If you have amassed large amounts of consumer debt and are having great difficulty paying your minimum monthly expenses and your financial situation continues its downward spiral, you many have no other choice than to consider bankruptcy. Although filing for personal bankruptcy is not always the best choice it has continued to grow in popularity over the last few years. Let's take a closer look at one alternative called a chapter 13 bankruptcy.

A chapter 13 bankruptcy is used when an individual cannot meet his financial obligations, but he wishes to repay his creditors. In order to qualify an individual must owe less than $250,000 of unsecured debt. A court will review your financial records and establish an affordable monthly repayment plan that will last anywhere from 3 to 5 years. Creditor payments will be issued from this monthly total. At the end of that time period the remainder of an individual's dischargeable debts are released.

One advantage to this type of bankruptcy is the length of time reported to credit agencies. The length of time for a chapter 13 is generally 7 years versus a typical 10 years for chapter 7. Three years is a big advantage in re-establishing your credit. Until your report is completely clear, you will face some obstacles when applying for credit, however, you will not be rated as poorly as an individual filing a chapter 7. Other advantages are that it protects an individual from creditors and allows an individual to honor his commitments and make payment arrangements. You will not lose his house, his car, or his personal property.

Some of the disadvantages include the penalty for missed payments. If an individual misses one of the chapter 13 payments the court can dismiss their case.
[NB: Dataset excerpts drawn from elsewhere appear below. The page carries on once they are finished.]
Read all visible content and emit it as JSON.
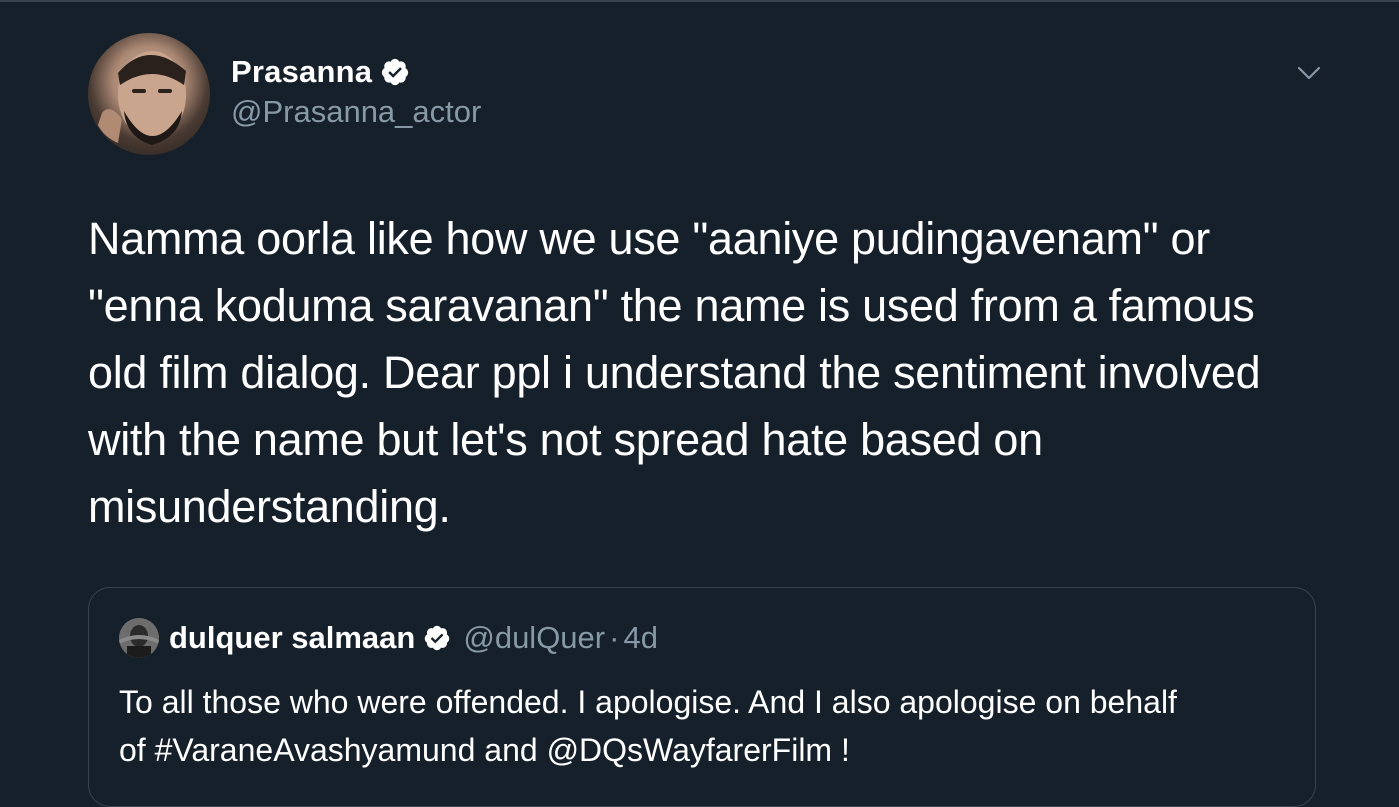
{
  "tweet": {
    "author": {
      "name": "Prasanna",
      "handle": "@Prasanna_actor",
      "verified": true
    },
    "text": "Namma oorla like how we use \"aaniye pudingavenam\" or\n\"enna koduma saravanan\" the name is used  from a famous\nold film dialog. Dear ppl i understand the sentiment involved\nwith the name but let's not spread hate based on\nmisunderstanding.",
    "menu_icon": "chevron-down-icon",
    "quoted": {
      "name": "dulquer salmaan",
      "handle": "@dulQuer",
      "separator": "·",
      "time": "4d",
      "verified": true,
      "text": "To all those who were offended. I apologise. And I also apologise on behalf\nof #VaraneAvashyamund and @DQsWayfarerFilm !"
    }
  },
  "colors": {
    "background": "#15202b",
    "text_primary": "#ffffff",
    "text_secondary": "#8899a6",
    "border": "#38444d",
    "verified_badge": "#ffffff"
  }
}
Although it is an advantage compared to a chapter 7 bankruptcy it is a disadvantage when compared to other alternatives such as debt negotiation through a consumer counseling service.

Careful consideration should be given before determining the best way to handle excessive debt. The option of bankruptcy should never be chosen without exploring all options and understanding the complete ramifications. If the decision is made to file for bankruptcy then chapter 7 may be your best alternative.